Growing up a Jewish girl in the midwest, I was taught that expecting mothers do not announce their pregnancy until the second trimester. Twelve weeks was when we would be miraculously safe from loss. Getting past that landmark felt like a guarantee for having a live baby.
Once I passed the 12th week of pregnancy with my first child, I felt like I had earned the ability to share an early ultrasound photo with my spouse and two dogs. I was eager to be inundated with support, advice and lots of diapers. I followed this unspoken rule and never once had a reason to question it, but all of that changed when I later experienced pregnancy loss.
On the day before Thanksgiving in 2021, I was told five words that no expectant parent wants to hear: “Your baby has no heartbeat.” After three excruciating ultrasounds to confirm death, I laid on the table, 8 months pregnant, unable to move or breathe.
It took all my strength to call my husband, who was at a park with my daughter enjoying an unusually warm day. He was unaware that his life, too, would now be tainted by a grief so deep and all-consuming. My OB said I could go celebrate Thanksgiving with my family and let labor start on its own, but the idea of carrying a dead baby in my body another day, let alone another second, sent me racing to Triage for an induction.
That day I learned that stillbirth moms have to deliver their sleeping babies and leave the hospital with empty arms.

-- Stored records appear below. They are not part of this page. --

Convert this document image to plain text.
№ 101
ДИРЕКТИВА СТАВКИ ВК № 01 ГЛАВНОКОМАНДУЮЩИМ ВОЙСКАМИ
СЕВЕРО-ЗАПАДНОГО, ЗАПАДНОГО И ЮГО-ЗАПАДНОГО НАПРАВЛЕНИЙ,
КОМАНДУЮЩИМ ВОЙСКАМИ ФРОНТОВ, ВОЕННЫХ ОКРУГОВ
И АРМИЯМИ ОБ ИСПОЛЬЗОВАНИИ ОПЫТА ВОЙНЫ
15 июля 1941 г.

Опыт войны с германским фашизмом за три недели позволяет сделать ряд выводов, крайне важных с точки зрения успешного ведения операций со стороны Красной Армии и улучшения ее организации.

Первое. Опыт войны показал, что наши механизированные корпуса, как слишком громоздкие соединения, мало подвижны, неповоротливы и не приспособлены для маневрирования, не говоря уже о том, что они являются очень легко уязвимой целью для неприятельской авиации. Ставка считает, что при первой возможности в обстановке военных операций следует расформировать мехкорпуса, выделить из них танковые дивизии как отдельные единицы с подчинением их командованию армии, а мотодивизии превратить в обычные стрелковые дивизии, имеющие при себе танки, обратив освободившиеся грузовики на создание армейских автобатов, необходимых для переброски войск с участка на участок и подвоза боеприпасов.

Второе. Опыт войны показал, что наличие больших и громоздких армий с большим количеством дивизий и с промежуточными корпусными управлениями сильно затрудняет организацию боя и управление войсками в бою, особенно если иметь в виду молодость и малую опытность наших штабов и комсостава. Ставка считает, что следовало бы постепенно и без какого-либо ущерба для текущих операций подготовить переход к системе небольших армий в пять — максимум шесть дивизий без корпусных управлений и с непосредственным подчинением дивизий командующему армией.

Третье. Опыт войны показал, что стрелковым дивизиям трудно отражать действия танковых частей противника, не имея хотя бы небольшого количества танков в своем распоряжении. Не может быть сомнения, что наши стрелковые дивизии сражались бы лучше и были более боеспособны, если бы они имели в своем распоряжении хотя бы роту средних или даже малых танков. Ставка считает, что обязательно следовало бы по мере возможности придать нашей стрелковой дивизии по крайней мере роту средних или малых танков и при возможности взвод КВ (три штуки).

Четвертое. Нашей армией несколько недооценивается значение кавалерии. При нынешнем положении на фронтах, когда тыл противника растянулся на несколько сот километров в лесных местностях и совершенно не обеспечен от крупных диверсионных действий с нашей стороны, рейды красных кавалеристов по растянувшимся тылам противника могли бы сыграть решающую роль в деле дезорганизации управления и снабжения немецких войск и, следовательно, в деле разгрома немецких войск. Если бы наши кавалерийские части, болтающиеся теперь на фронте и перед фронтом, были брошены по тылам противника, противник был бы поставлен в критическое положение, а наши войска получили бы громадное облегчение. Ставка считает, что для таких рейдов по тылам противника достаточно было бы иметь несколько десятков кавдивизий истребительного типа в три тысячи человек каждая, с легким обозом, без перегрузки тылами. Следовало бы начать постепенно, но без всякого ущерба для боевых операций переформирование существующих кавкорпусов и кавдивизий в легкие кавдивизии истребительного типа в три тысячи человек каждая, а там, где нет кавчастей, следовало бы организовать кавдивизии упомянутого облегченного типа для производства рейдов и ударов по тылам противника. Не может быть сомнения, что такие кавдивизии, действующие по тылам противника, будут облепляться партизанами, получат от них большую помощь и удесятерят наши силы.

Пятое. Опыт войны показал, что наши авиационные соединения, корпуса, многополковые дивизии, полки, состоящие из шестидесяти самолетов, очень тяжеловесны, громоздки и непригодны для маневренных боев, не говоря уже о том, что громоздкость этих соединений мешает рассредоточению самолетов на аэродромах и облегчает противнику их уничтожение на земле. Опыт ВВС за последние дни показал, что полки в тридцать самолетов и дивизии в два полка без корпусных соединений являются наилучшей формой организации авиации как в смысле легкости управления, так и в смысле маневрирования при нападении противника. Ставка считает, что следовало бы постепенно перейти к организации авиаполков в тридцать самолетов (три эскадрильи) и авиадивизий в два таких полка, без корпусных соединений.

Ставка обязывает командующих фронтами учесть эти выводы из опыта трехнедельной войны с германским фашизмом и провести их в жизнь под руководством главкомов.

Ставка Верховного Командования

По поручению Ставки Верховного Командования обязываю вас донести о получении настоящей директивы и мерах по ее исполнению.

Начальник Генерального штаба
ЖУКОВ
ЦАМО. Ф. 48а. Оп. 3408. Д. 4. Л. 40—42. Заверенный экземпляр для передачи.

I would never be my son’s mother on earth. Devastating didn’t seem to quite encompass how deep the grief went.
At that time only a handful of people knew I was expecting—immediate family, close friends and my yoga students who saw me grow rounder and slower with each passing month. I had chosen not to announce that pregnancy (it’s a complex decision to announce early) because it came directly after a missed miscarriage 10 months prior.
Out of superstition and fear, I thought keeping my pregnancy to myself might protect me from the bad things that happen, but I was very wrong. Instead, it made the job of sharing my loss even harder and more shocking. The act of withholding my pregnancy announcement and loss had isolated me and further stigmatized pregnancy loss as something wrong or shameful.
I had unintentionally isolated myself at a time when I needed support the most.
I shared my story the only way I knew how—vulnerably and widely to Twitter. I posted a photo holding my son, Fox, right after delivery. My tear-soaked face and purple baby struck a chord in thousands of people that flocked towards me in support.
Related: Heartfelt quotes for grieving a stillbirth
What had been the most isolating, stigmatized topic of conversation was out in the open, and that felt like a relief. I didn’t have to be silent. I could practice conversations with safe people who had gone through the same horror. I could find organized support groups, foundations, and most importantly, I could learn how to better communicate my needs in the future.
After burying my son, slogging through each month after, shedding my past self who was afraid of what other people thought, my husband and I decided to try again for a live baby. Instead of waiting to announce we were pregnant after 12 weeks, we announced as soon as we heard a heartbeat with our own ears (and we were not alone in that decision).
Sharing a pregnancy announcement after loss
We quickly realized that pregnancy after loss isn’t hard because you simultaneously grieve your loss while also preparing for new life (spoiler: it’s almost impossible). It’s hard because of the conversations and opinions such news invites—it turned out people held beliefs on what our timeline of grief and pregnancy after loss should look like.
Our pregnancy announcement invited all sorts of responses from, “Don’t you think you should grieve your baby longer?” to “You are so brave. I could never survive a loss like that and try again” all the way to “Just stay positive. It’ll work out this time.”
Some wanted us to grieve our baby forever and others wanted to toxically cling to our good news in the hopes that it would undo or replace our tragic stillbirth.
Sharing was work. Sharing meant answering personal questions and educating others that it’s OK to embrace the nuance of holding death and growing life in the same small place. Sharing meant having to define what support looked like. Sharing meant asking for help, giving grace to those who couldn’t understand, and letting go of relationships that didn’t feel supportive.
The surprising benefit of an early pregnancy announcement
Despite all the work, announcing our pregnancy early gave us a chance to heal from the times we chose to stay silent.
At 34 weeks, I continue to have open conversations with friends, strangers, on social media. I post pictures weekly of my stretch-marked belly, bruised from daily blood thinner injections. Just being present as a pregnant loss mom creates a space for others to share their own loss journeys, wisdoms, worries. It provides families, lost at sea, a crude navigation system during anxious times.
Breaking the stigma of pregnancy loss has been empowering, even if I do not end up with a live baby (though we hope so!). Moms and birthing people don’t have to be silent just because that’s been our historic narrative.
We are slowly breaking down those walls and finally, more people than ever are realizing that our babies, in utero or out, matter. Our stories matter, so make that early announcement.